Когда вино ударило в голову, Элинор начала плакать. Я никогда не плакала от вина. И не понимала, почему другие люди так делают. Она плакала о Робби, о том, как сильно скучает по нему. Я заключила девушку в объятия. Это был первый раз, когда мы так соприкоснулись. Тяжело дыша, она зарылась в мою грудь. Обхватила одной рукой мой живот. Я держала Элинор крепко и укачивала, как ребенка. Она прижалась щекой к моей груди, которая стала полнее от беременности. Бюст стал таким пухлым и приподнятым, что я уже несколько недель не носила лифчик.

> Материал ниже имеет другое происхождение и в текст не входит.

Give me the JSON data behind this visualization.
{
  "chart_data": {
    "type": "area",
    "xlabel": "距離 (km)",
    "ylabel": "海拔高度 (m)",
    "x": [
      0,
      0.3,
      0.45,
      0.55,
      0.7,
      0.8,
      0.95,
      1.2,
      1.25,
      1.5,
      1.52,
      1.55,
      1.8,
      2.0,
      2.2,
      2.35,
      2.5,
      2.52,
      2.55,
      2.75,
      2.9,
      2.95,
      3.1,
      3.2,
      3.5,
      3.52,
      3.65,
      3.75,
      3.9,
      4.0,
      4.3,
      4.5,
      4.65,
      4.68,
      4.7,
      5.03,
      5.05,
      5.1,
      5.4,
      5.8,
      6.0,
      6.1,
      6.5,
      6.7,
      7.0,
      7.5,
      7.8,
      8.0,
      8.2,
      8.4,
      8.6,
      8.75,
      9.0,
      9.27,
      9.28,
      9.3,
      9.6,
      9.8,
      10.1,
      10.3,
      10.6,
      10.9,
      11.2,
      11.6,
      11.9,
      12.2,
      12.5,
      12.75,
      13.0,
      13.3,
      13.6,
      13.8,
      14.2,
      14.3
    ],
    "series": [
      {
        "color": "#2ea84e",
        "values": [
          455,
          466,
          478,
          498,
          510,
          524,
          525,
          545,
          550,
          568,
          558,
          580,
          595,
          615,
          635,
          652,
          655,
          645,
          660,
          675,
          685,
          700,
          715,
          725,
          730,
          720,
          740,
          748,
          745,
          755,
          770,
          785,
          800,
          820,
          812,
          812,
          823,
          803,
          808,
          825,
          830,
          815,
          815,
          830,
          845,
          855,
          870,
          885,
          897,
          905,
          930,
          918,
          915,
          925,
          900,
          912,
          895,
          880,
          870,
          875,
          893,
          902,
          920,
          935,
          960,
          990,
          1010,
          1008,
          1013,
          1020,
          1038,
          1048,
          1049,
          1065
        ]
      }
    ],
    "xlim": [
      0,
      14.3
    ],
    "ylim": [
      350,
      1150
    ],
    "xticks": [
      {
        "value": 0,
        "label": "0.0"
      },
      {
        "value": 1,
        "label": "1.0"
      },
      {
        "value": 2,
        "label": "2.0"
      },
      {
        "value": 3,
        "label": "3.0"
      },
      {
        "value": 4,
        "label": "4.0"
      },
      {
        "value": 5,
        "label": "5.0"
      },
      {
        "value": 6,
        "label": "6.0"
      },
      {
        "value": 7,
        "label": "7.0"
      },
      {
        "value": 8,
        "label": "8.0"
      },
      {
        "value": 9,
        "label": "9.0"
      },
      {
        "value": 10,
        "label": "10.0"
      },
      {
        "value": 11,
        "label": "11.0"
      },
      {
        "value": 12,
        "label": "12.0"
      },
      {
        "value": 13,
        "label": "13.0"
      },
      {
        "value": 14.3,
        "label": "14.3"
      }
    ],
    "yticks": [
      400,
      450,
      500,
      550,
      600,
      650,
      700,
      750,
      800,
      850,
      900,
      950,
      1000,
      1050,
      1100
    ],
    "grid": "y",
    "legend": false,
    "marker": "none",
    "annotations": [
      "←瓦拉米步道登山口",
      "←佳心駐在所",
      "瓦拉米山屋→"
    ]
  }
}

Я позволила щеке Элинор остаться там, позволила ей мазнуть губами по моему соску – прикосновение самое что ни на есть неощутимое, однако все равно отчетливое. Я знала, каково это – скучать по материнской груди.
Глава 29
Когда я в пятилетнем возрасте не слушалась родителей и плохо себя вела, мать угрожала мне. Я играла с коляской для куклы, и меня не волновало, есть в ней кукла или нет, важна была только коляска, и я любила катать ее по всему дому и ходить с ней повсюду. У коляски было сиденье из мягкого нейлона с нарисованными маленькими кроликами, державшими воздушные шарики, кубиками, бантиками, погремушками и пустышками – всем этим милым мармеладным младенческим ассортиментом. И когда я вела себя плохо, когда я отказывалась надевать нужные туфли, или не хотела причесываться, или не желала есть листовую свеклу, мать размахивала этой коляской – поднимала ее высоко над головой, словно собиралась с размаху опустить ее мне на темечко, и гремела: «Я у тебя ее заберу! Отдам дочке Розанны!» Или говорила, что оставит коляску на улице для кого-нибудь из детей, выгуливающих в нашем районе своих питбулей, и пусть забирают. Идея была в том, что моя игрушечная коляска достанется кому-то менее везучему, какой-нибудь маленькой девочке, которой в отличие от меня не повезло иметь такое замечательное пластиковое изделие.
Я старалась видеть вечер, последовавший за моим днем на «Вершине мира», не оценивая его задним числом. Бóльшую часть я жизни пыталась изолировать его как отдельное воспоминание, просто один вечер во времени, один из ужинов. Но это оказалось невозможно. Тот вечер стал последним в моей жизни. Так же как завтрак тем утром был для меня последними хлопьями в молоке. Так же как поездка в Италию годом раньше стала последним хорошим летом, которое мне суждено было знать.
Мать готовила пастину. Блюдо, которое мы ели, когда было мало времени на приготовление настоящего ужина. Но притом оно готовилось, и когда я болела или нуждалась в чем-то успокаивающем вроде соски.